Mr Ramos-Horta, however, seemed more interested in the implications of Reinado’s movements in Indonesia last May, two months after mutinous troops loyal to the rebel leader triggered the worst disturbances in Dili since 1999.

The Timor Leste President wanted to know what help Reinardo had received in crossing the border without proper papers and making his way to Jakarta for a studio interview.

Equally curious has been the role of Hercules Rozario Marcal, a one-armed Timor-born gang leader with close ties to at least one retired senior intelligence officer and other individuals in the Indonesian military.

Reinado, Hercules and militia leader Eurico Guterres, recently cleared of human rights violations in the 1999 rampage, all served as porters for Indonesian special forces in the 1980s during Jakarta’s 25-year occupation of the former Portuguese colony.

Complicating the picture is the fact that only three weeks before the Ramos-Horta shooting, Mr Gusmao had received Hercules and a delegation of Indonesian businessmen who supposedly wanted to invest in a five-star hotel and an upscale housing development.

Mr Ramos-Horta muddied the waters himself by linking well-known presenter Desi Anwar with Reinado’s interview, when it actually aired on Kick Andi, a twice-weekly evening show hosted by Metro TV chief editor Andy Noya.

Ms Anwar, who hardly looks the part of a Mata Hari, was incensed that Mr Ramos-Horta seemed to be implying she had a hand in the assassination conspiracy. ‘If he can’t get even the most basic information correct, then perhaps everything he is being fed is bogus,’ she said.

Good point. Except that no one at Metro wanted to address the more cogent question of where the Reinado interview took place. The station’s public relations manager wasn’t saying and Mr Noya himself was honouring a promise to keep the information confidential.

Sporting newly dyed red hair, which kicked off a fashion trend among his supporters in Dili, Reinado was interviewed for the programme against a black cloth background in a supposed ‘secret location’. Hercules appeared on the same show several days later.

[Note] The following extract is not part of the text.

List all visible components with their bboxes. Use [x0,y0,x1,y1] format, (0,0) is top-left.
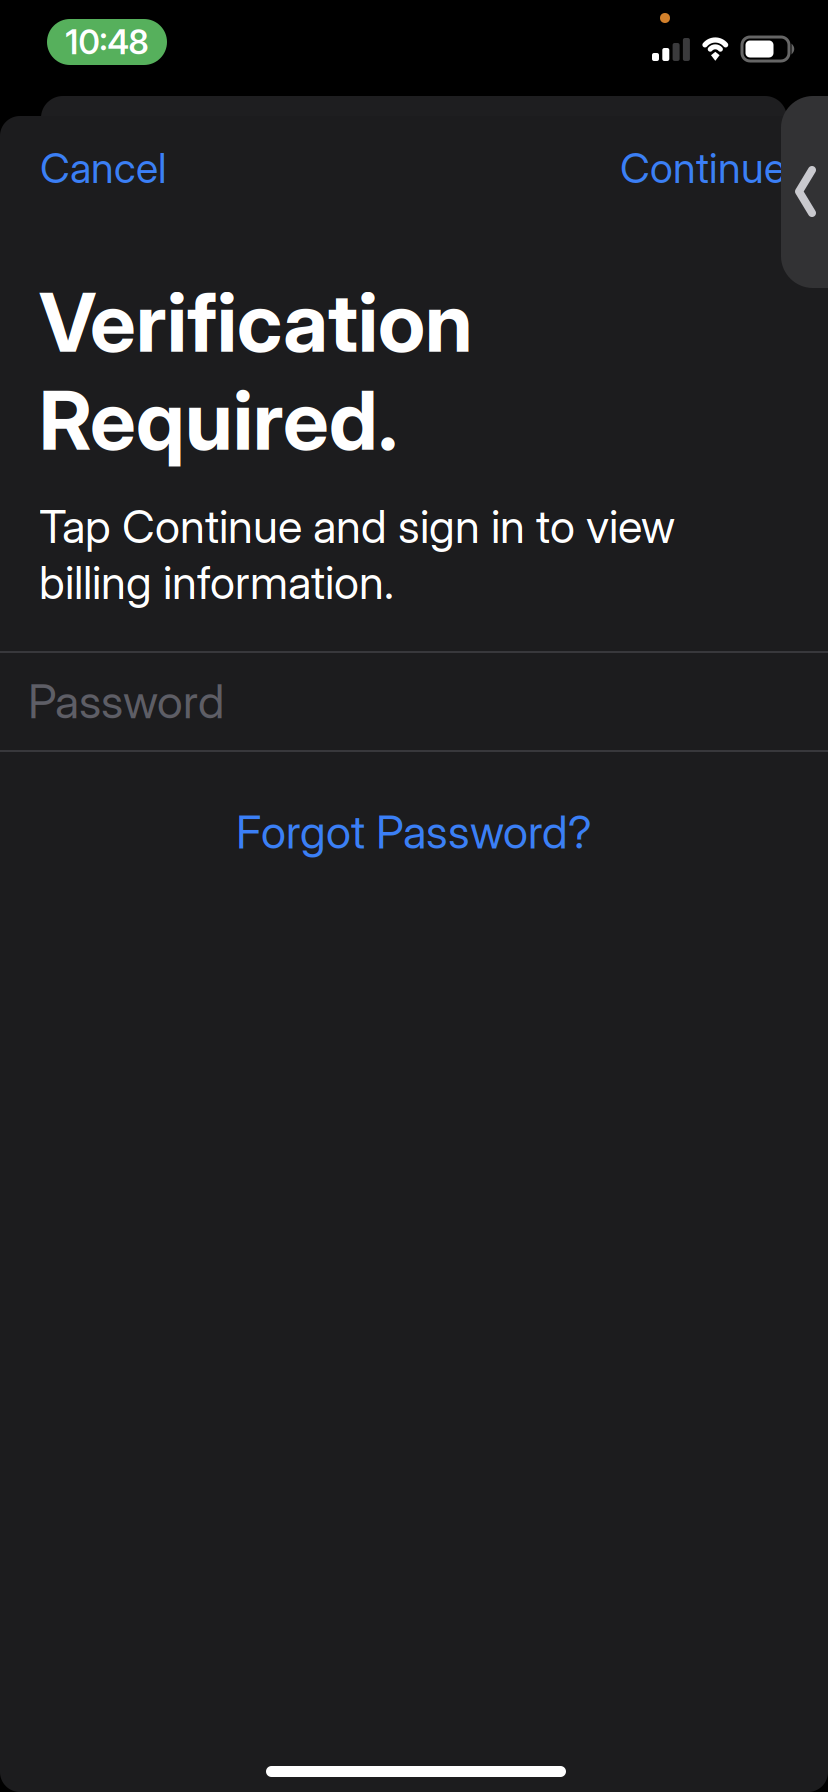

Spokesman Djalal could shed no light on the location, but he did have one observation: ‘These (TV) guys are quite resourceful. It was all very hush-hush and when the programme was aired, he (Reinado) had already gone.’

The whole episode raises questions about the shadowy figures, some of them self-appointed guardians of the unitary state, who still haunt Indonesian politics. As one retired Indonesian general put it: ‘There will always be elements fighting for their interests in the context of 1999.’

Similar suspicions attend the long-stuttering investigation into the bizarre 2004 murder of Indonesian human rights campaigner Munir Said Thalib, and widespread fears of agitation in Aceh where independence conspiracy theories abound ahead of the 2009 elections.

It is still unclear what the Truth and Reconciliation Commission has come up with in its findings and how the two governments will act on its non-binding recommendations. But The Straits Times has learnt that both sides did reach a consensus without resorting to a vote.

In the end, the report is likely to be viewed with scepticism by the United Nations and Western governments, given the widely held perception that Timor Leste has little choice but to appease its giant neighbour.

The Indonesian Supreme Court’s recent acquittal of Guterres, the only person convicted for his role in the 1999 violence, has only served to underline the fact that Indonesia continues to see itself as much an aggrieved party as Timor Leste.